A post-hoc sensitivity analysis that censored patients at the time of crossover to ado-trastuzumab emtansine showed consistent results (median = 22.7 months vs 15.6 months, HR = 0.58, P = .0002). Subgroup analyses showed consistent benefits of ado-trastuzumab emtansine according to age, number of previous treatment regimens, visceral disease involvement, tumor hormone receptor status, presence or absence of brain metastases, and type of treatment of physician’s choice.
Grade ≥ 3 adverse events occurred in 40% of the ado-trastuzumab emtansine group vs 47% of the physician’s choice group. Those events that were ≥ 3% more common in the ado-trastuzumab emtansine group consisted of thrombocytopenia (6% vs 3%) and hemorrhage of any type (4% vs < 1%). Serious adverse events occurred in 25% vs 22%. Death due to adverse events occurred in nine patients (2%; three related to treatment) and three patients (2%; one related to treatment), respectively.

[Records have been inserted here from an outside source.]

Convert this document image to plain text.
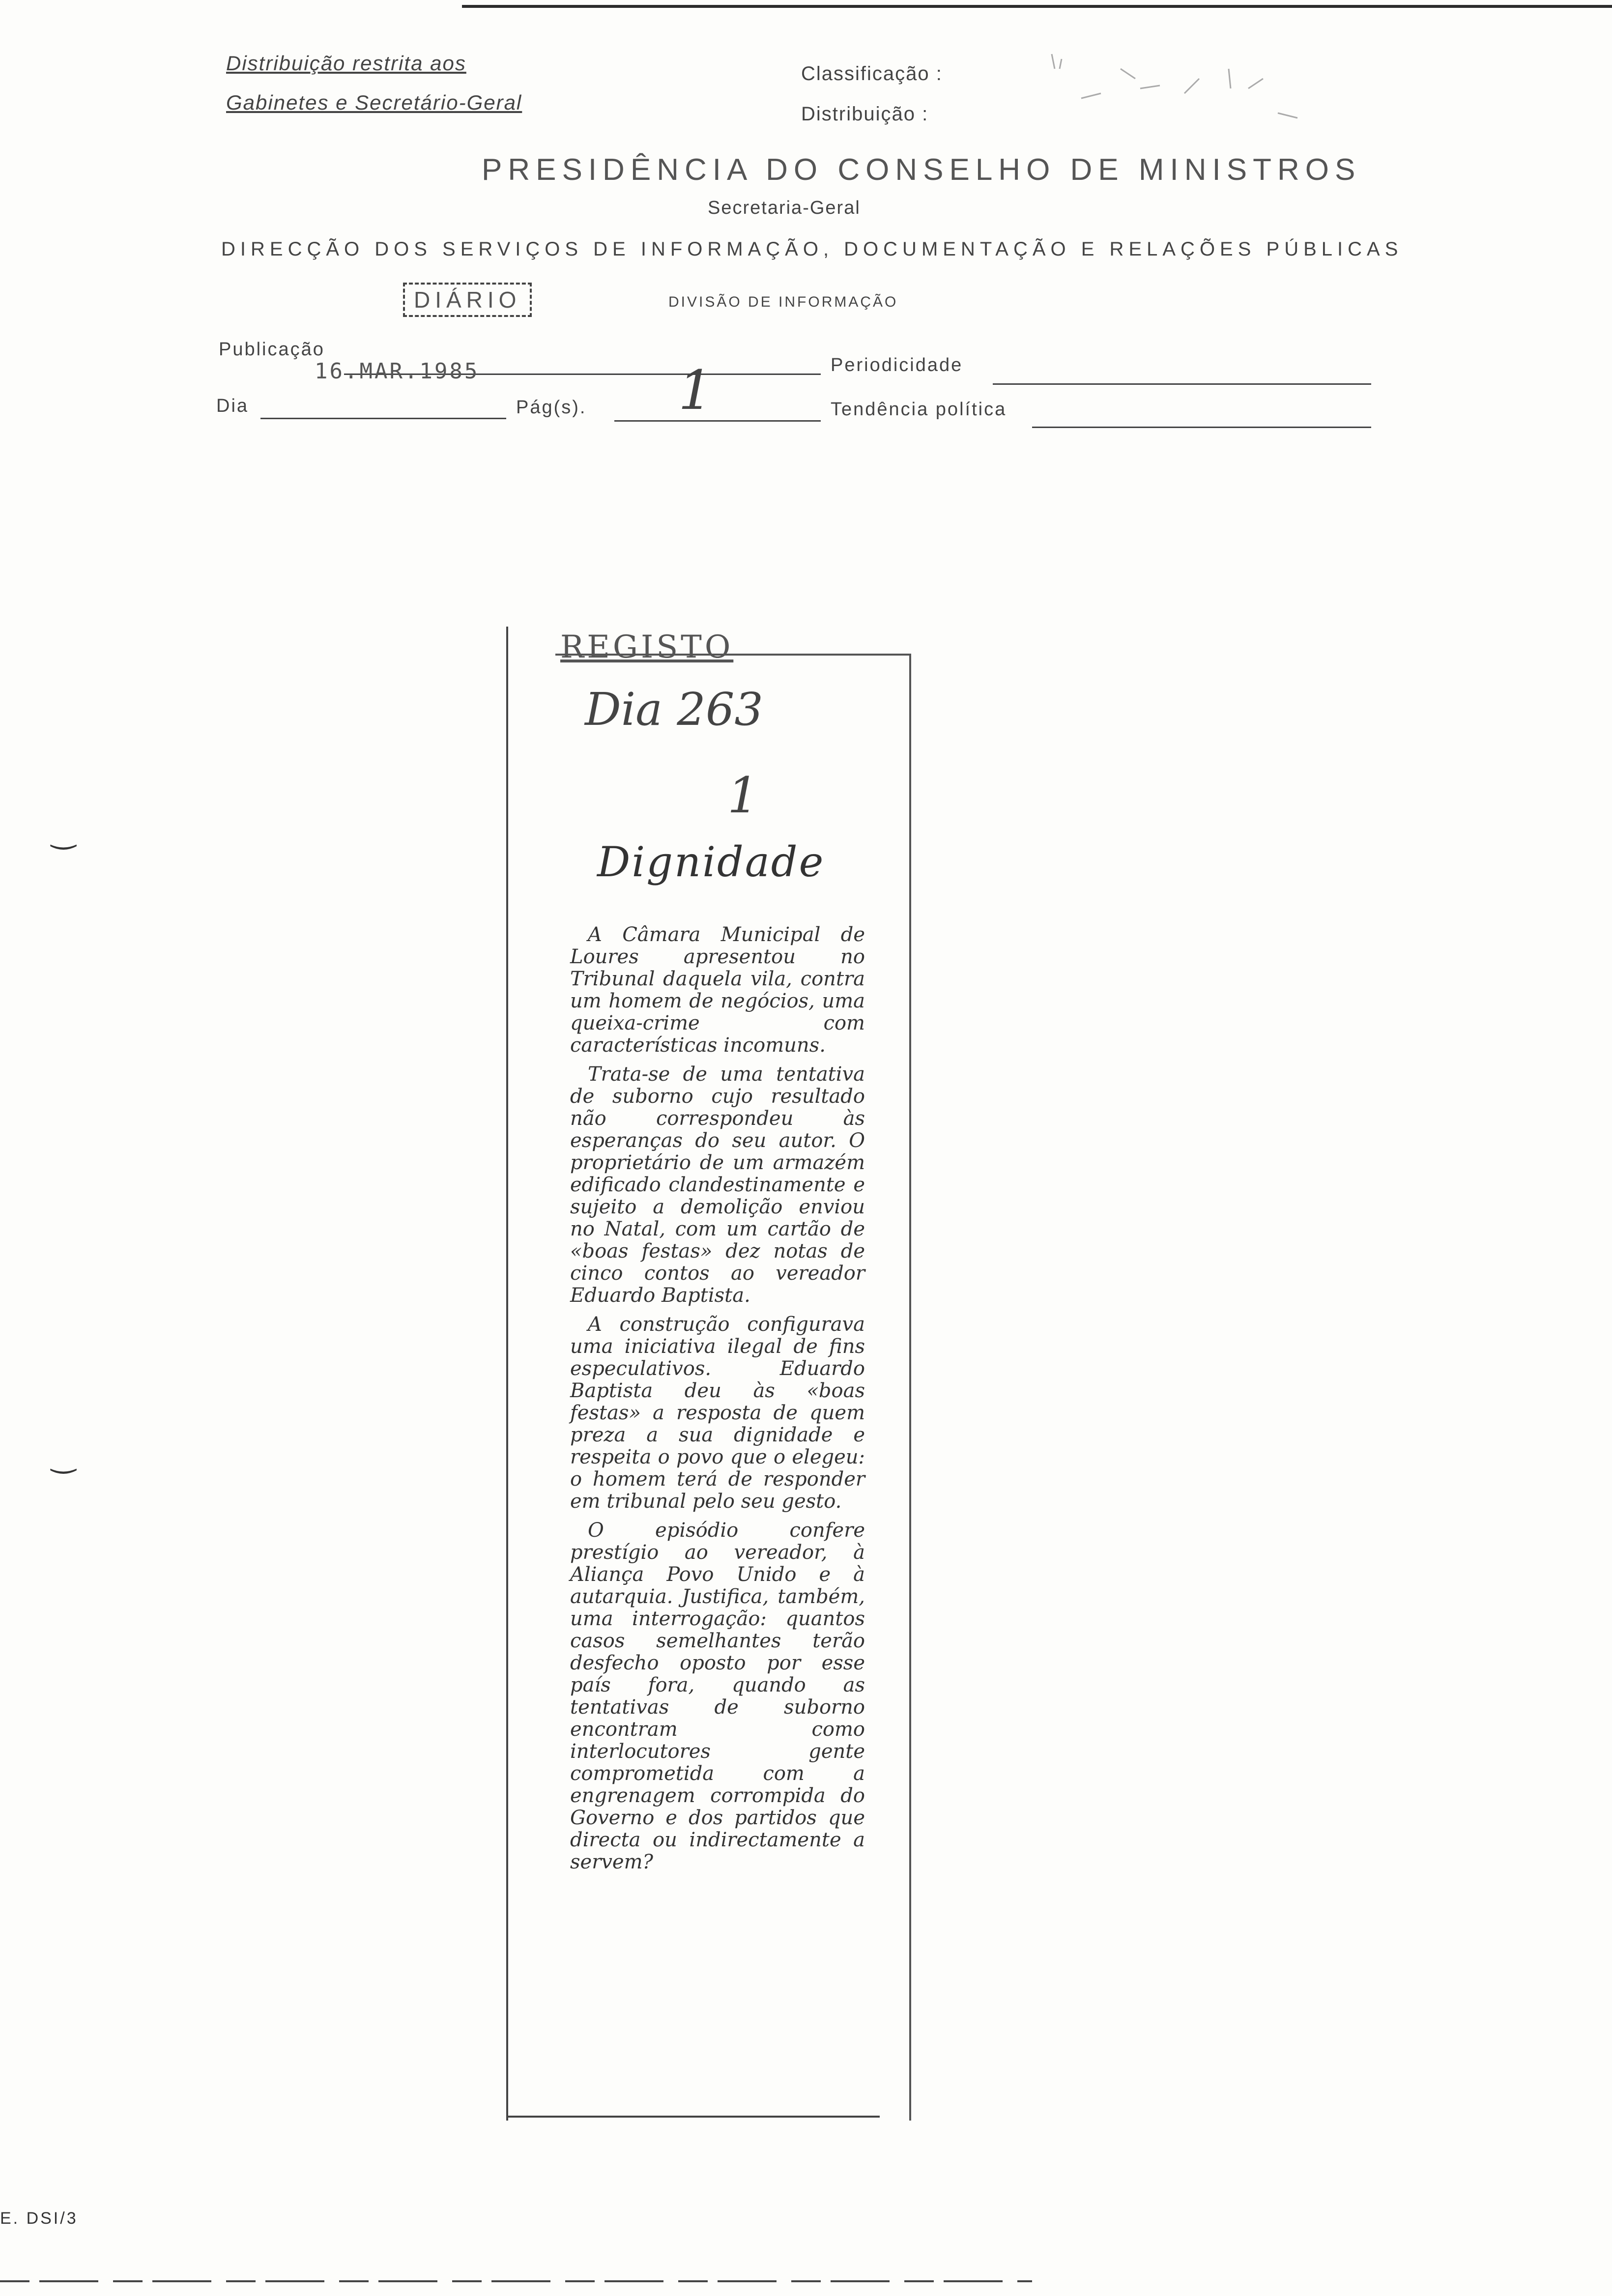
Distribuição restrita aos
Gabinetes e Secretário-Geral
Classificação :
Distribuição :
PRESIDÊNCIA DO CONSELHO DE MINISTROS
Secretaria-Geral
DIRECÇÃO DOS SERVIÇOS DE INFORMAÇÃO, DOCUMENTAÇÃO E RELAÇÕES PÚBLICAS
DIÁRIO	DIVISÃO DE INFORMAÇÃO
Publicação
16.MAR.1985	Periodicidade
Dia	Pág(s). 1	Tendência política
REGISTO
Dia 263
1
Dignidade

A Câmara Municipal de Loures apresentou no Tribunal daquela vila, contra um homem de negócios, uma queixa-crime com características incomuns.

Trata-se de uma tentativa de suborno cujo resultado não correspondeu às esperanças do seu autor. O proprietário de um armazém edificado clandestinamente e sujeito a demolição enviou no Natal, com um cartão de «boas festas» dez notas de cinco contos ao vereador Eduardo Baptista.

A construção configurava uma iniciativa ilegal de fins especulativos. Eduardo Baptista deu às «boas festas» a resposta de quem preza a sua dignidade e respeita o povo que o elegeu: o homem terá de responder em tribunal pelo seu gesto.

O episódio confere prestígio ao vereador, à Aliança Povo Unido e à autarquia. Justifica, também, uma interrogação: quantos casos semelhantes terão desfecho oposto por esse país fora, quando as tentativas de suborno encontram como interlocutores gente comprometida com a engrenagem corrompida do Governo e dos partidos que directa ou indirectamente a servem?

‿
‿
E. DSI/3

The investigators concluded: “In patients who had progressed on two or more HER2-directed regimens, trastuzumab emtansine treatment resulted in a significant improvement in overall survival versus treatment of physician’s choice. These data further solidify the role of trastuzumab emtansine in the management of patients with previously treated HER2-positive advanced breast cancer and validate HER2 as a therapeutic target even after multiple lines of previous therapy.”
The study was funded by F. Hoffmann-La Roche/Genentech.